Plus encore, Félix-Antoine TSHISEKEDI a pointé du doigt l’influence présumée du président rwandais Paul KAGAME, qu’il considère comme le véritable centre de gravité de ces réseaux. Une déclaration choc qui s’inscrit dans une ligne politique de plus en plus assumée : dénoncer ouvertement toute ingérence étrangère dans les affaires congolaises.

Une posture de fermeté assumée

Cette prise de parole marque un tournant.
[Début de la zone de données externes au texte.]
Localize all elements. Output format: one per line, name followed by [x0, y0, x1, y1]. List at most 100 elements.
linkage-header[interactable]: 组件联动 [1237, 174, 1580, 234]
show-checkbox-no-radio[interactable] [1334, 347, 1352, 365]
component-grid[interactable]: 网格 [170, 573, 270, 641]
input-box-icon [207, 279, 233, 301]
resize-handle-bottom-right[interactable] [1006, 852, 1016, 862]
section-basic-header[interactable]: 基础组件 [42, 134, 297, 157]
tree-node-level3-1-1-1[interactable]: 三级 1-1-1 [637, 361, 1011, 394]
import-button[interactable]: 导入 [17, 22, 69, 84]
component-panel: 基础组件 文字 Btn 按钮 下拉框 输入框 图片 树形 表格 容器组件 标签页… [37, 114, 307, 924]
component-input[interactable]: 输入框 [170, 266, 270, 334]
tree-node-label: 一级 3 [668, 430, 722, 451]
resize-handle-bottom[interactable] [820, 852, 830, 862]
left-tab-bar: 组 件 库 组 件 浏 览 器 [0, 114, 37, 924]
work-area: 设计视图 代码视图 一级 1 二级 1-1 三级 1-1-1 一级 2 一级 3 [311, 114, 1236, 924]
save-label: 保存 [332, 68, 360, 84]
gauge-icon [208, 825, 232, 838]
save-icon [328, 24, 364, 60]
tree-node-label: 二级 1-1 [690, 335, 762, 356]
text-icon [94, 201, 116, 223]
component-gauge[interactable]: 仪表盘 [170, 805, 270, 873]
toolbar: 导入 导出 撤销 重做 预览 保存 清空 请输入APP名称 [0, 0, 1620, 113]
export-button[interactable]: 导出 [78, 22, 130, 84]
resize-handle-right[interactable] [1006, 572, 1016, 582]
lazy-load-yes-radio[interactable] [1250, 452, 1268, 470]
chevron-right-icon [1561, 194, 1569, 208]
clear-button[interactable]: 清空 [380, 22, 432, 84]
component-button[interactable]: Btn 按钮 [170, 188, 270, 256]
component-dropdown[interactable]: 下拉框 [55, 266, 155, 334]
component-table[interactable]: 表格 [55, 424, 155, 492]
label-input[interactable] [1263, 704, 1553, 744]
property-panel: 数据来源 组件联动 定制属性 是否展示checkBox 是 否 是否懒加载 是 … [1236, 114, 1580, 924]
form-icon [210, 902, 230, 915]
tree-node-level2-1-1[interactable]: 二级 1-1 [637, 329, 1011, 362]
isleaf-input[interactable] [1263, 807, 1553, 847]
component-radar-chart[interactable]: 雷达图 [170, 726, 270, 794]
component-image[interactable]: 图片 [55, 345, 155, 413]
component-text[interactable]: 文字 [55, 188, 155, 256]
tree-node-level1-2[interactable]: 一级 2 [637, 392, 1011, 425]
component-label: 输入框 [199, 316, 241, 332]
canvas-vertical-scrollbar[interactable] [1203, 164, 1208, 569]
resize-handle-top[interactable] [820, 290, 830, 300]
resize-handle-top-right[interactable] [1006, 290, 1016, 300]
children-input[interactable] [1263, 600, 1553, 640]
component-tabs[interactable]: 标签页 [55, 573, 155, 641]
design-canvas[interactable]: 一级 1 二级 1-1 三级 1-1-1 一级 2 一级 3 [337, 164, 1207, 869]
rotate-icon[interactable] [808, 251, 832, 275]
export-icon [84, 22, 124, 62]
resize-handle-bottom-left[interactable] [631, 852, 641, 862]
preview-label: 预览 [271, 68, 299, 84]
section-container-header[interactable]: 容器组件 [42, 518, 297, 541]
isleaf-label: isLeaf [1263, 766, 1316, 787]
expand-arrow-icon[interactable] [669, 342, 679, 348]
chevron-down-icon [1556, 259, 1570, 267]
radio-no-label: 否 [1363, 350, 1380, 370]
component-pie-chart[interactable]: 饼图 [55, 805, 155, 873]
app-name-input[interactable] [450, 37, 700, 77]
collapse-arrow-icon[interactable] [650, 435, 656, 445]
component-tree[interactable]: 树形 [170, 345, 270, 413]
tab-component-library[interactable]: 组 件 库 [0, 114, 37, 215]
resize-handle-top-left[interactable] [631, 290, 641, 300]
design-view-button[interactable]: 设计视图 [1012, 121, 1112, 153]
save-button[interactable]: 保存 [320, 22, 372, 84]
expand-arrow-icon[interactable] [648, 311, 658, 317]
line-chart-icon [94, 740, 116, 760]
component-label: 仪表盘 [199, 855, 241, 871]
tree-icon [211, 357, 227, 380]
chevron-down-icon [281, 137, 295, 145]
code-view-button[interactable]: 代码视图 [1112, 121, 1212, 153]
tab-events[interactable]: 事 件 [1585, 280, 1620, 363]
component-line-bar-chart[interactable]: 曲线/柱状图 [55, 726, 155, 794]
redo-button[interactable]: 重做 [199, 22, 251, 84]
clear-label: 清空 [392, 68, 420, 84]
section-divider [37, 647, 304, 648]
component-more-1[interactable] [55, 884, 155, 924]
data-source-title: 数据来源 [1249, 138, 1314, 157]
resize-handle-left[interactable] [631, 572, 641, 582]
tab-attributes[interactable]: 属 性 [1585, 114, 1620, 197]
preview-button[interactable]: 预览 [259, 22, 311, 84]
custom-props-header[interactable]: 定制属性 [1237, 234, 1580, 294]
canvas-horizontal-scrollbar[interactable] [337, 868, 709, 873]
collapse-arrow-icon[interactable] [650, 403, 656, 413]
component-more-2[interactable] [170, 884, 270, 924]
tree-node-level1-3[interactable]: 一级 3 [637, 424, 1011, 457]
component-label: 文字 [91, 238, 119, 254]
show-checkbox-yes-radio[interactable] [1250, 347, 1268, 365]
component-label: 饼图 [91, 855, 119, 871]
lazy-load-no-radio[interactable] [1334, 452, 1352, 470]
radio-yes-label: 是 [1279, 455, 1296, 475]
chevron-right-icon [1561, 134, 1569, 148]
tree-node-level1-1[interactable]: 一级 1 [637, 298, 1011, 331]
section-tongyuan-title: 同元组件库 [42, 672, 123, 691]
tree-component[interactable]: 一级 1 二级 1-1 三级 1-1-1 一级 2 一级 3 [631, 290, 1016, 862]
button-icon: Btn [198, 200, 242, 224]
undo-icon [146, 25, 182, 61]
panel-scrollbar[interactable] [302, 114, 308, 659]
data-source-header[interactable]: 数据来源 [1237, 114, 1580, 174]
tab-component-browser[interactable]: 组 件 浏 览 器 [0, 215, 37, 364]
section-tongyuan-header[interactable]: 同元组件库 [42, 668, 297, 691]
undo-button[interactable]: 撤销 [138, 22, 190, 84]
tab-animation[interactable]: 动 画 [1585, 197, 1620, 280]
Là où certains appelaient à la retenue diplomatique, le président congolais fait le choix d’un discours de rupture, estimant que la gravité de la situation impose de dire «la vérité sans détour». 
Pour ses partisans, cette fermeté est non seulement légitime, mais nécessaire face à des années de conflits, d’instabilité et de soupçons de collusion.

En s’attaquant frontalement à Joseph KABILA, Félix-Antoine TSHISEKEDI cherche également à redéfinir les lignes politiques internes, en opposant une nouvelle vision de souveraineté à ce qu’il décrit comme un système ancien compromis.

Défendre la souveraineté nationale

Au-delà de la polémique, ce discours s’inscrit dans une stratégie plus large : celle de restaurer l’autorité de l’État et de réaffirmer l’indépendance de la République démocratique du Congo face aux pressions extérieures.

Dans un pays meurtri par des décennies de conflits armés et d’ingérences régionales, la dénonciation des “réseaux étrangers” devient un levier politique puissant pour mobiliser l’opinion publique et renforcer le sentiment national.

Entre vérité politique et tension diplomatique

Si cette sortie est saluée par une partie de la population comme un acte de courage politique, elle suscite aussi des inquiétudes quant à l’escalade verbale dans la région. Les relations déjà fragiles entre Kinshasa et Kigali pourraient en être davantage affectées.

Mais pour Félix-Antoine TSHISEKEDI, le choix semble clair : privilégier la transparence et la fermeté, quitte à bousculer les équilibres diplomatiques.

Une chose est certaine : cette déclaration marque un moment clé dans le discours politique congolais, où la question de la souveraineté n’est plus abordée à demi-mot, mais assumée avec force et frontalité.